Hayneville,

AL

United States

Selma to Montgomery National Historic Trail

Spanning three counties of the state’s southern and central region, this 54-mile route commemorates the five-day march that drew widespread attention to the fight for African American civil rights. Led by Dr. Martin Luther King, Jr., the nonviolent demonstration drew upwards of 8,000 people, including white participants, and garnered widespread media coverage in the lead-up to the Voting Rights Act of 1965. Set entirely in the “Black Belt,” a region where fertile soils that supported centuries of cotton and tobacco plantations were later purchased by emancipated citizens, these majority African American counties shaped critical locations for political organizing in the segregated South. The march resulted from a coalition of civil rights organizations, including the SCLC (Southern Christian Leadership Conference) and the SNCC (Student Nonviolent Coordinating Committee). Preceded by violent confrontations to protests across the southeast United States, and the targeted killings of voting-rights activists in Mississippi, the immediate catalyst for the march was the murder of Jimmie Lee Jackson in February 1965. 

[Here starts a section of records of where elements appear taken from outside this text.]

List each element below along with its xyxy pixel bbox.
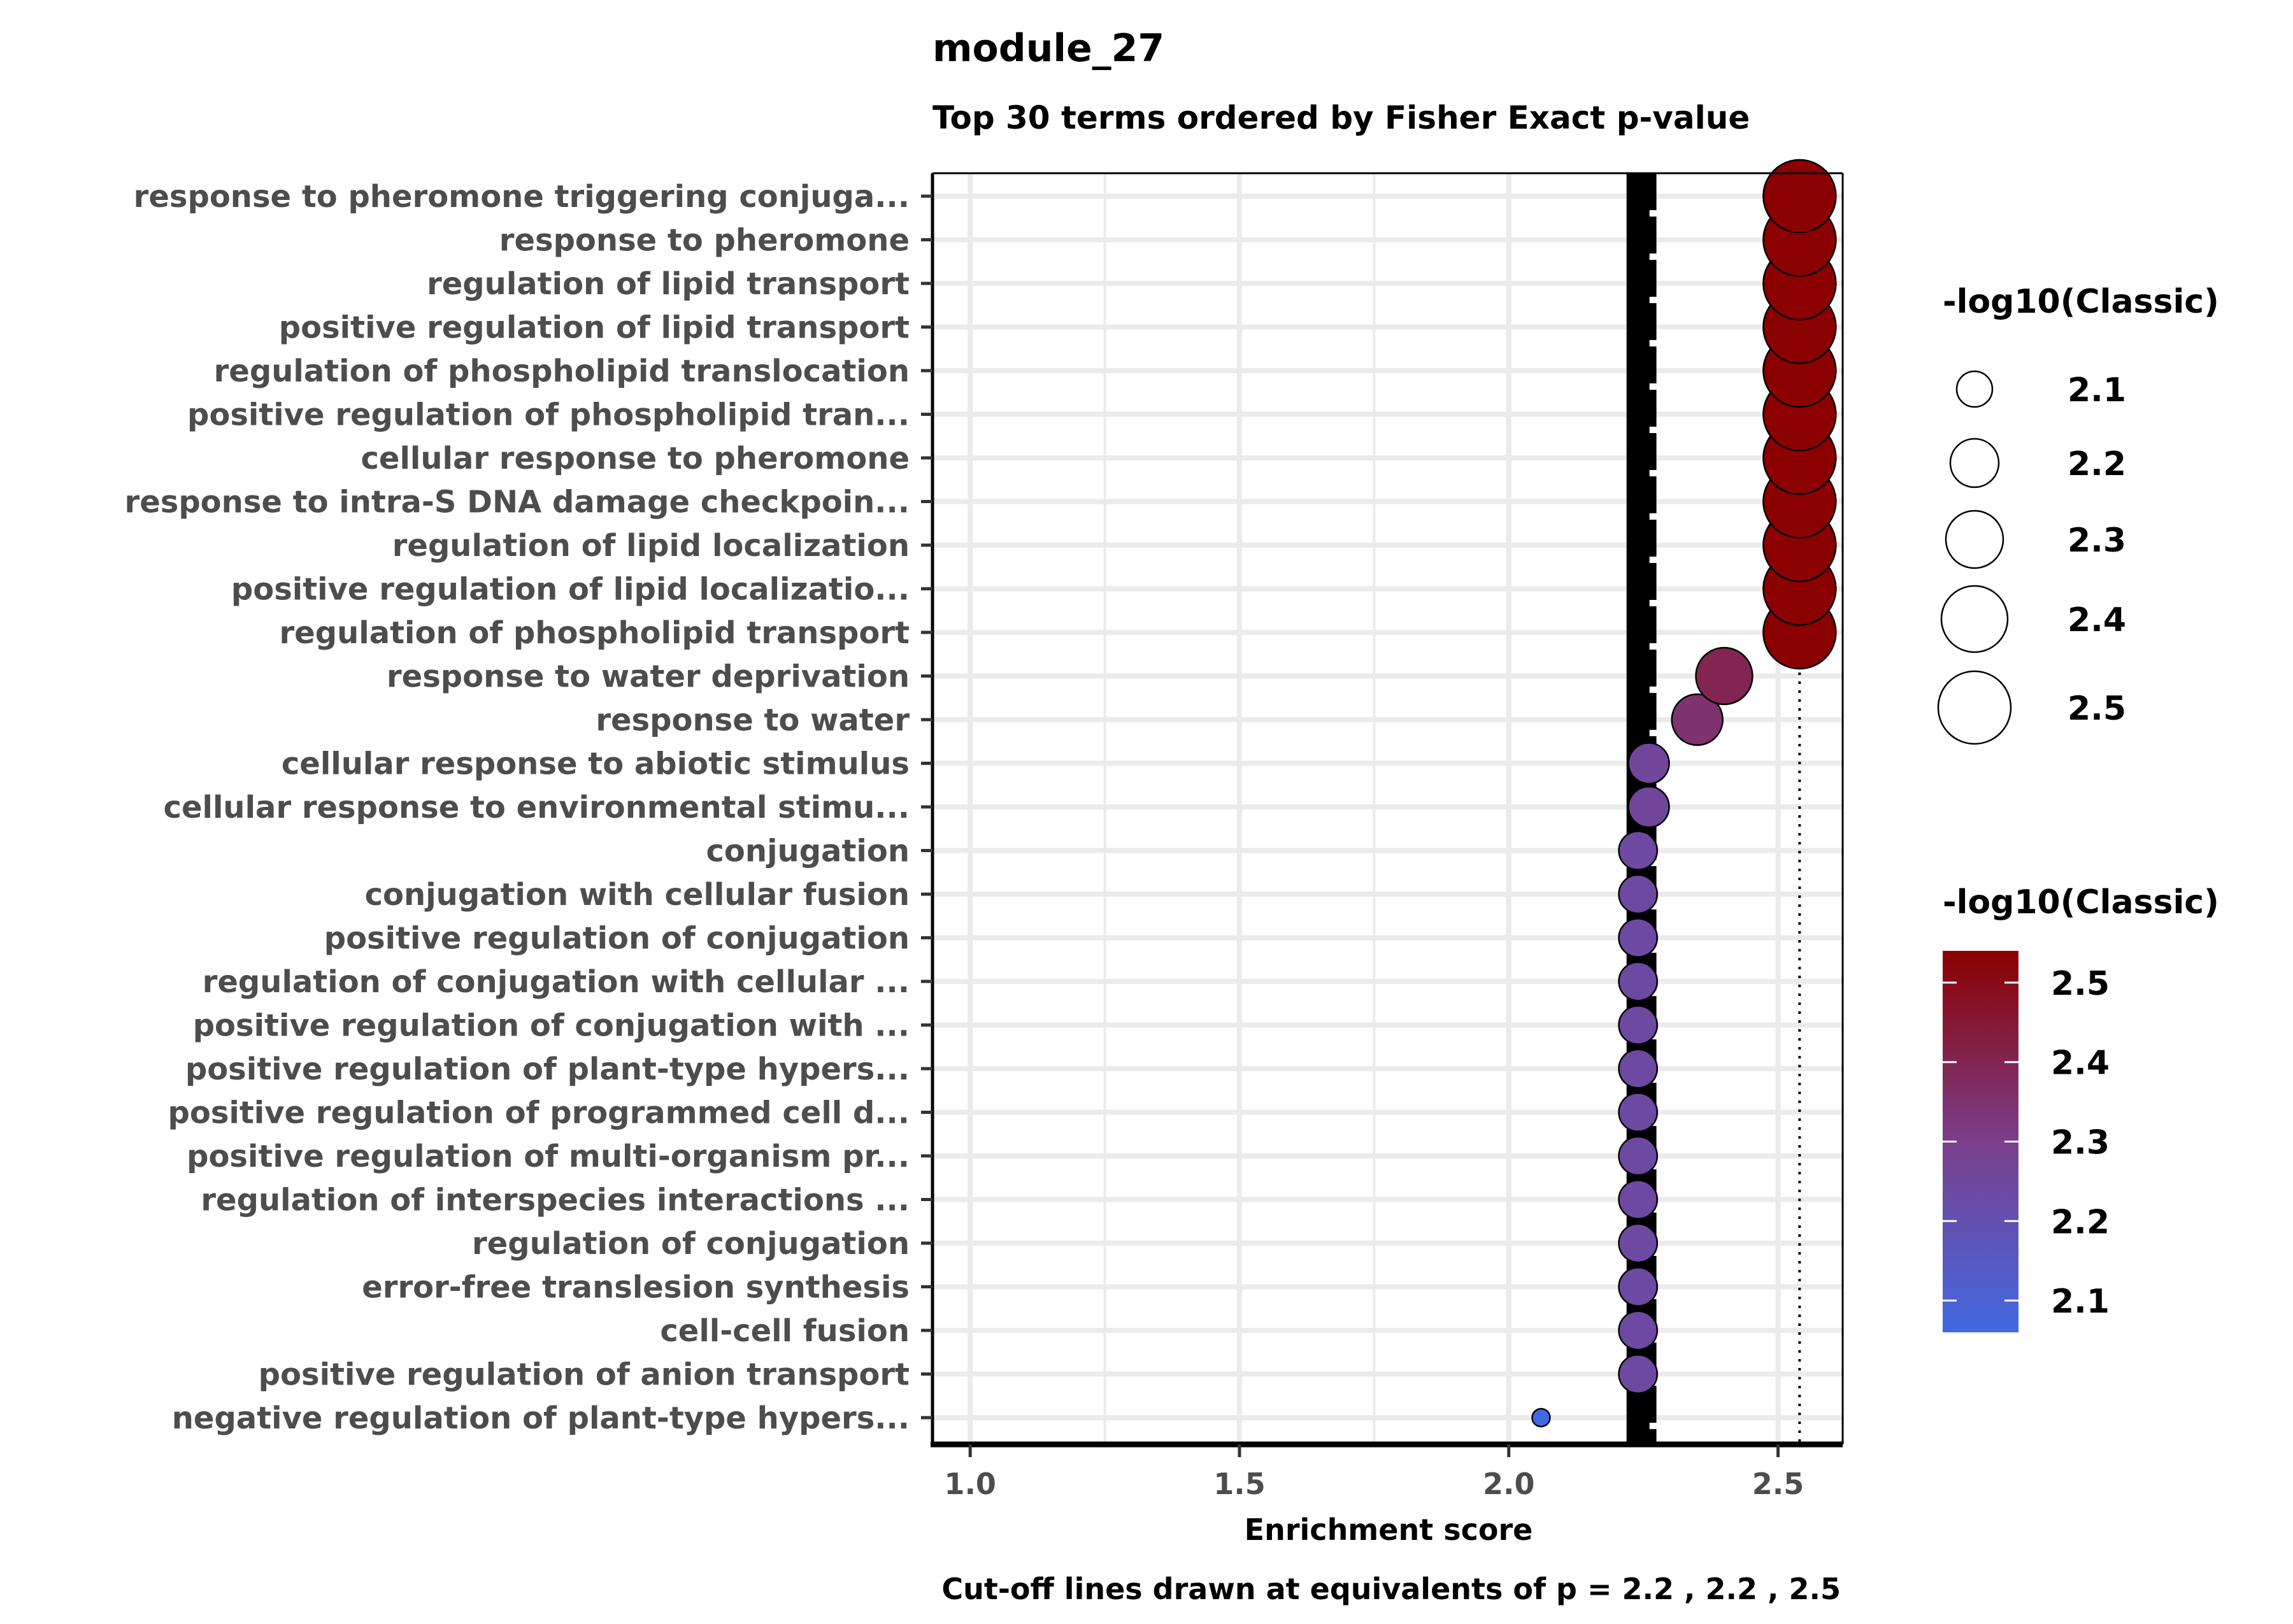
- y-tick-label: response to pheromone: [499, 223, 910, 259]
- data-point: [1618, 1310, 1659, 1351]
- color-legend-label: 2.3: [2051, 1124, 2110, 1162]
- color-legend: -log10(Classic) 2.1 2.2 2.3 2.4 2.5: [1943, 883, 2219, 1332]
- y-tick-label: cellular response to abiotic stimulus: [282, 746, 910, 782]
- y-tick-label: response to water: [596, 702, 910, 738]
- y-tick-label: positive regulation of conjugation with …: [193, 1008, 910, 1044]
- x-axis-title: Enrichment score: [1245, 1513, 1533, 1547]
- data-point: [1618, 1179, 1659, 1220]
- data-point: [1627, 742, 1670, 785]
- cutoff-caption: Cut-off lines drawn at equivalents of p …: [941, 1572, 1841, 1606]
- size-legend-title: -log10(Classic): [1943, 283, 2219, 321]
- size-legend-label: 2.4: [2068, 601, 2126, 639]
- size-legend-key: [1937, 670, 2012, 745]
- size-legend-label: 2.3: [2068, 522, 2126, 560]
- y-tick-label: regulation of interspecies interactions …: [201, 1183, 910, 1218]
- color-legend-label: 2.5: [2051, 965, 2110, 1003]
- y-tick-label: negative regulation of plant-type hypers…: [172, 1400, 910, 1436]
- data-point: [1618, 1048, 1659, 1089]
- y-tick-label: positive regulation of phospholipid tran…: [187, 397, 910, 433]
- data-point: [1618, 1005, 1659, 1045]
- data-point: [1618, 918, 1659, 958]
- y-tick-label: regulation of phospholipid transport: [279, 615, 910, 651]
- plot-panel: [931, 159, 1844, 1448]
- y-tick-label: regulation of lipid localization: [392, 528, 910, 564]
- y-tick-label: regulation of conjugation: [472, 1226, 910, 1262]
- y-tick-label: regulation of phospholipid translocation: [214, 353, 910, 389]
- y-tick-label: response to pheromone triggering conjuga…: [134, 179, 910, 215]
- size-legend-label: 2.5: [2068, 690, 2126, 728]
- data-point: [1695, 646, 1754, 706]
- y-tick-label: error-free translesion synthesis: [362, 1270, 910, 1306]
- x-tick-label: 1.0: [944, 1467, 996, 1501]
- x-tick-label: 2.5: [1752, 1467, 1804, 1501]
- y-tick-label: conjugation: [706, 834, 910, 869]
- y-tick-label: cellular response to pheromone: [361, 441, 910, 476]
- y-tick-label: response to water deprivation: [387, 659, 910, 695]
- y-tick-label: regulation of conjugation with cellular …: [203, 964, 910, 1000]
- x-tick-label: 1.5: [1213, 1467, 1266, 1501]
- color-legend-title: -log10(Classic): [1943, 883, 2219, 922]
- y-tick-label: conjugation with cellular fusion: [365, 877, 910, 913]
- size-legend-key: [1949, 438, 2000, 488]
- y-tick-label: positive regulation of multi-organism pr…: [187, 1139, 910, 1174]
- data-point: [1618, 874, 1659, 915]
- data-point: [1618, 1136, 1659, 1176]
- y-tick-label: positive regulation of anion transport: [259, 1357, 910, 1393]
- color-legend-label: 2.2: [2051, 1203, 2110, 1241]
- data-point: [1618, 961, 1659, 1002]
- data-point: [1762, 159, 1837, 234]
- color-legend-label: 2.1: [2051, 1283, 2110, 1321]
- data-point: [1671, 693, 1724, 746]
- size-legend-label: 2.2: [2068, 445, 2126, 483]
- size-legend-key: [1955, 370, 1994, 408]
- y-tick-label: positive regulation of lipid transport: [279, 310, 910, 346]
- size-legend-label: 2.1: [2068, 371, 2126, 410]
- data-point: [1618, 830, 1659, 871]
- y-axis-term-labels: response to pheromone triggering conjuga…: [125, 179, 932, 1436]
- size-legend-key: [1940, 585, 2009, 653]
- chart-subtitle: Top 30 terms ordered by Fisher Exact p-v…: [932, 99, 1750, 136]
- y-tick-label: positive regulation of conjugation: [324, 921, 910, 957]
- y-tick-label: cellular response to environmental stimu…: [164, 790, 910, 825]
- chart-title: module_27: [932, 26, 1164, 71]
- color-legend-label: 2.4: [2051, 1044, 2110, 1083]
- x-tick-label: 2.0: [1483, 1467, 1535, 1501]
- size-legend-key: [1945, 509, 2004, 569]
- data-point: [1627, 785, 1670, 829]
- size-legend: -log10(Classic) 2.1 2.2 2.3 2.4 2.5: [1937, 283, 2219, 745]
- y-tick-label: positive regulation of lipid localizatio…: [231, 572, 910, 608]
- y-tick-label: regulation of lipid transport: [427, 266, 910, 302]
- data-point: [1618, 1223, 1659, 1264]
- data-point: [1618, 1354, 1659, 1394]
- y-tick-label: cell-cell fusion: [660, 1313, 910, 1349]
- data-point: [1618, 1267, 1659, 1307]
- data-point: [1618, 1092, 1659, 1132]
- x-axis: 1.0 1.5 2.0 2.5: [944, 1444, 1804, 1501]
- data-point: [1531, 1407, 1551, 1428]
- y-tick-label: positive regulation of programmed cell d…: [168, 1095, 910, 1131]
- y-tick-label: positive regulation of plant-type hypers…: [185, 1051, 910, 1087]
- y-tick-label: response to intra-S DNA damage checkpoin…: [125, 485, 910, 520]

Participants set out from the Brown Chapel African Methodist Episcopal Church on March 21st, after two previous attempts known as “Bloody Sunday” and “Turnaround Tuesday.”  Marchers departed southeast on Sylvan Street (now Martin Luther King Jr. Street) to cross the Edmund Pettus Bridge; walking on to U.S. Route 80, those marching passed streets where protesters were injured two weeks prior.  Much of the trail rests on the interstate highway, skirting the Alabama river and navigating a rolling terrain of farms, pastures, swamps, and woodlands. Before terminating on Dexter Avenue at the footsteps of the State Capitol, the route encounters numerous Historic Landmarks, including the church and bridge noted earlier. Other sites have noted significance, including three private farms, volunteered by African American landowners as campsites between legs of the march. In 1996 the National Historic Trail was established as a National Park.